A insegurança alimentar no Iémen tem vindo a acelerar constantemente desde o final de 2023, alertou hoje a ONU, estimando que o número de pessoas a passar fome no país pode ascender a 18 milhões até setembro.
A estimativa foi apresentada ao Conselho de Segurança da ONU pelo subsecretário-geral para Assuntos Humanitários, Tom Fletcher, que indicou que mais de 17 milhões de pessoas no Iémen passam fome atualmente, mas salientou que o número deverá aumentar nos próximos meses.
Mais de um milhão de crianças com menos de cinco anos estão em risco de vida devido a subnutrição aguda. Este número poderá subir para 1,2 milhões no início do próximo ano, deixando muitos em risco de danos físicos e cognitivos permanentes, frisou Fletcher.
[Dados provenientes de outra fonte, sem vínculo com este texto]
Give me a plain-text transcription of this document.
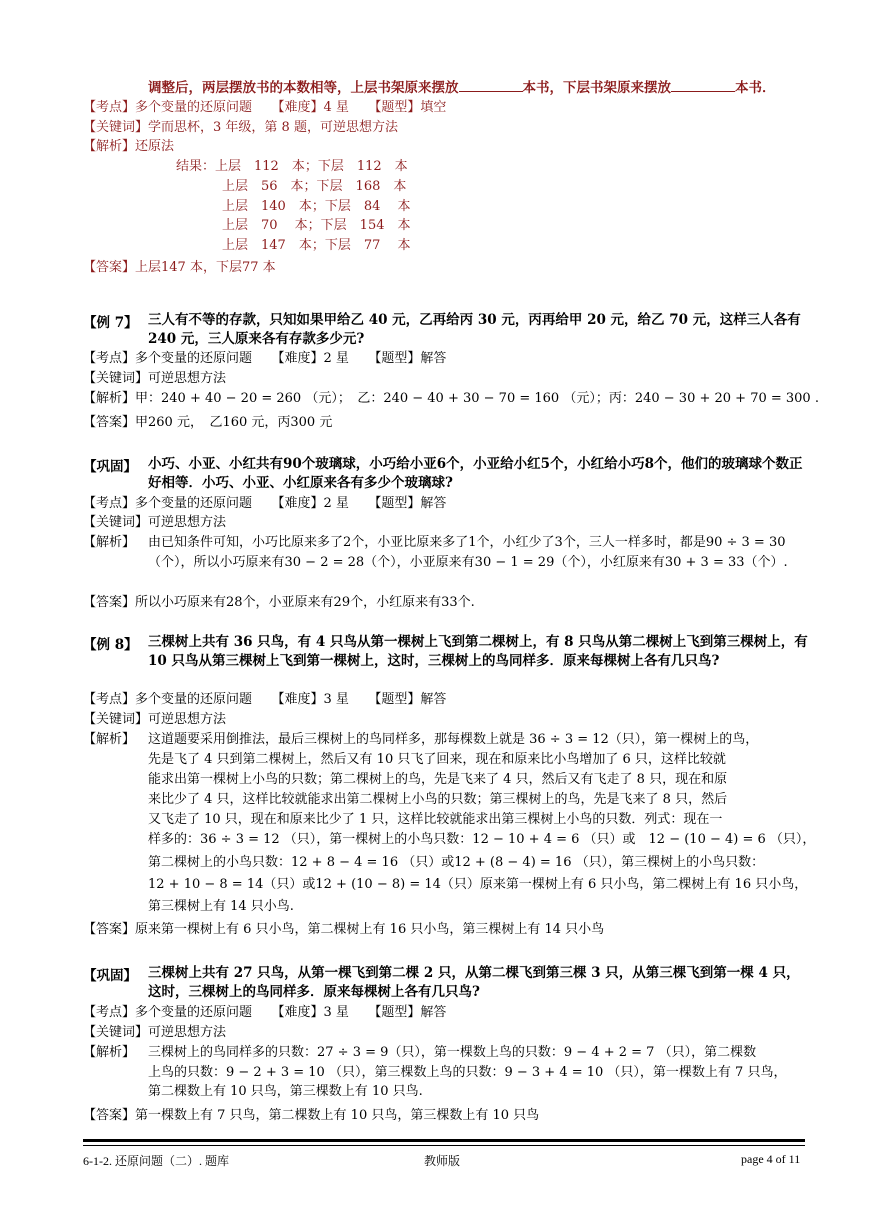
调整后，两层摆放书的本数相等，上层书架原来摆放	本书，下层书架原来摆放	本书．
【考点】多个变量的还原问题　　【难度】4 星　　【题型】填空
【关键词】学而思杯，3 年级，第 8 题，可逆思想方法
【解析】还原法
结果：上层　112　本；下层　112　本
上层　56　本；下层　168　本
上层　140　本；下层　84　 本
上层　70　 本；下层　154　本
上层　147　本；下层　77　 本
【答案】上层147 本，下层77 本
【例 7】 三人有不等的存款，只知如果甲给乙 40 元，乙再给丙 30 元，丙再给甲 20 元，给乙 70 元，这样三人各有 240 元，三人原来各有存款多少元?
【考点】多个变量的还原问题　　【难度】2 星　　【题型】解答
【关键词】可逆思想方法
【解析】甲：240 + 40 − 20 = 260 （元）；　乙：240 − 40 + 30 − 70 = 160 （元）；丙：240 − 30 + 20 + 70 = 300 .
【答案】甲260 元，　乙160 元，丙300 元
【巩固】 小巧、小亚、小红共有90个玻璃球，小巧给小亚6个，小亚给小红5个，小红给小巧8个，他们的玻璃球个数正好相等．小巧、小亚、小红原来各有多少个玻璃球?
【考点】多个变量的还原问题　　【难度】2 星　　【题型】解答
【关键词】可逆思想方法
【解析】 由已知条件可知，小巧比原来多了2个，小亚比原来多了1个，小红少了3个，三人一样多时，都是90 ÷ 3 = 30（个），所以小巧原来有30 − 2 = 28（个），小亚原来有30 − 1 = 29（个），小红原来有30 + 3 = 33（个）.
【答案】所以小巧原来有28个，小亚原来有29个，小红原来有33个.
【例 8】 三棵树上共有 36 只鸟，有 4 只鸟从第一棵树上飞到第二棵树上，有 8 只鸟从第二棵树上飞到第三棵树上，有 10 只鸟从第三棵树上飞到第一棵树上，这时，三棵树上的鸟同样多．原来每棵树上各有几只鸟?
【考点】多个变量的还原问题　　【难度】3 星　　【题型】解答
【关键词】可逆思想方法
【解析】 这道题要采用倒推法，最后三棵树上的鸟同样多，那每棵数上就是 36 ÷ 3 = 12（只），第一棵树上的鸟，
先是飞了 4 只到第二棵树上，然后又有 10 只飞了回来，现在和原来比小鸟增加了 6 只，这样比较就
能求出第一棵树上小鸟的只数；第二棵树上的鸟，先是飞来了 4 只，然后又有飞走了 8 只，现在和原
来比少了 4 只，这样比较就能求出第二棵树上小鸟的只数；第三棵树上的鸟，先是飞来了 8 只，然后
又飞走了 10 只，现在和原来比少了 1 只，这样比较就能求出第三棵树上小鸟的只数．列式：现在一
样多的：36 ÷ 3 = 12 （只），第一棵树上的小鸟只数：12 − 10 + 4 = 6 （只）或　12 − (10 − 4) = 6 （只），
第二棵树上的小鸟只数：12 + 8 − 4 = 16 （只）或12 + (8 − 4) = 16 （只），第三棵树上的小鸟只数：
12 + 10 − 8 = 14（只）或12 + (10 − 8) = 14（只）原来第一棵树上有 6 只小鸟，第二棵树上有 16 只小鸟，
第三棵树上有 14 只小鸟.
【答案】原来第一棵树上有 6 只小鸟，第二棵树上有 16 只小鸟，第三棵树上有 14 只小鸟
【巩固】 三棵树上共有 27 只鸟，从第一棵飞到第二棵 2 只，从第二棵飞到第三棵 3 只，从第三棵飞到第一棵 4 只，这时，三棵树上的鸟同样多．原来每棵树上各有几只鸟?
【考点】多个变量的还原问题　　【难度】3 星　　【题型】解答
【关键词】可逆思想方法
【解析】 三棵树上的鸟同样多的只数：27 ÷ 3 = 9（只），第一棵数上鸟的只数：9 − 4 + 2 = 7 （只），第二棵数
上鸟的只数：9 − 2 + 3 = 10 （只），第三棵数上鸟的只数：9 − 3 + 4 = 10 （只），第一棵数上有 7 只鸟，
第二棵数上有 10 只鸟，第三棵数上有 10 只鸟.
【答案】第一棵数上有 7 只鸟，第二棵数上有 10 只鸟，第三棵数上有 10 只鸟
6-1-2. 还原问题（二）. 题库	教师版	page 4 of 11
"Não víamos este nível de privação desde antes da trégua mediada pela ONU, no início de 2022. (...) Esta deterioração está a acontecer no mesmo momento em que o financiamento global está a cair drasticamente, reduzindo a nossa capacidade de alimentar os mais vulneráveis", disse.
A lacuna de financiamento é também extrema para os serviços de saúde, especialmente para os 6,2 milhões de mulheres e raparigas que enfrentam a ameaça de violência de género, segundo as Nações Unidas.
Num momento em que o sistema da ONU está a ser abalado por uma grave crise de financiamento, as equipas no terreno no Iémen têm adotado uma estratégia de priorização das verbas, que estão a ser direcionadas para focos de emergência, como é o caso do combate à cólera.
Nesse sentido, a ONU conseguiu "manter a cólera sob controlo" ao concentrar-se na sensibilização e promoção da higiene a nível comunitário, ao mesmo tempo que direcionou apoio à saúde e ao saneamento para os pontos mais críticos.
"Como resultado, os casos de cólera caíram mais de 70% em relação ao ano passado, um avanço significativo num país onde a cólera é uma ameaça constante", anunciou Fletcher.
Contudo, apesar de alguns progressos humanitários, o subsecretário-geral reforçou que uma solução política continua a ser o único caminho para um futuro melhor para o povo do Iémen.
Na reunião esteve também o enviado especial da ONU para o Iémen, Hans Grundberg, que descreveu ao Conselho de Segurança o "período profundamente volátil e imprevisível" que o país e a região atravessam.
Grundberg expressou grande preocupação com a escalada no mar Vermelho, com ataques a dois navios comerciais no início desta semana por parte do Ansar Allah, resultando em vítimas e potenciais danos ambientais.
Os dois ataques foram realizados pelos rebeldes Huthis, um movimento político-religioso denominado Ansar Allah, cujos membros são maioritariamente xiitas do Iémen, apoiados pelo Irão.
Os Huthis atacam as embarcações no mar Vermelho em solidariedade com o grupo islamita palestiniano Hamas, em guerra com Israel desde outubro de 2023.
Estes foram os primeiros ataques a embarcações comerciais em mais de sete meses.
"A liberdade de navegação no mar Vermelho deve ser salvaguardada e a infraestrutura civil nunca deve tornar-se alvo de conflito. Acima de tudo, o Iémen não deve ser arrastado para crises regionais que ameaçam desfazer a situação já extremamente frágil do país", defendeu o enviado.
Sobre a crise económica que abala todo o Iémen, Hans Grundberg disse que o pouco dinheiro que as pessoas têm em mãos está a perder valor, levando a uma grande preocupação entre os cidadãos e em todo o setor privado.
Mas, apesar das dificuldades, Grundberg advogou que a economia é uma área onde a colaboração prática entre as partes pode criar mudanças significativas e ter um impacto imediato e positivo na vida dos iemenitas.
O enviado da ONU pediu medidas práticas que facilitem o pagamento integral e atempado dos salários, aumentem o poder de compra dos iemenitas, melhorem a prestação de serviços e estimulem a economia.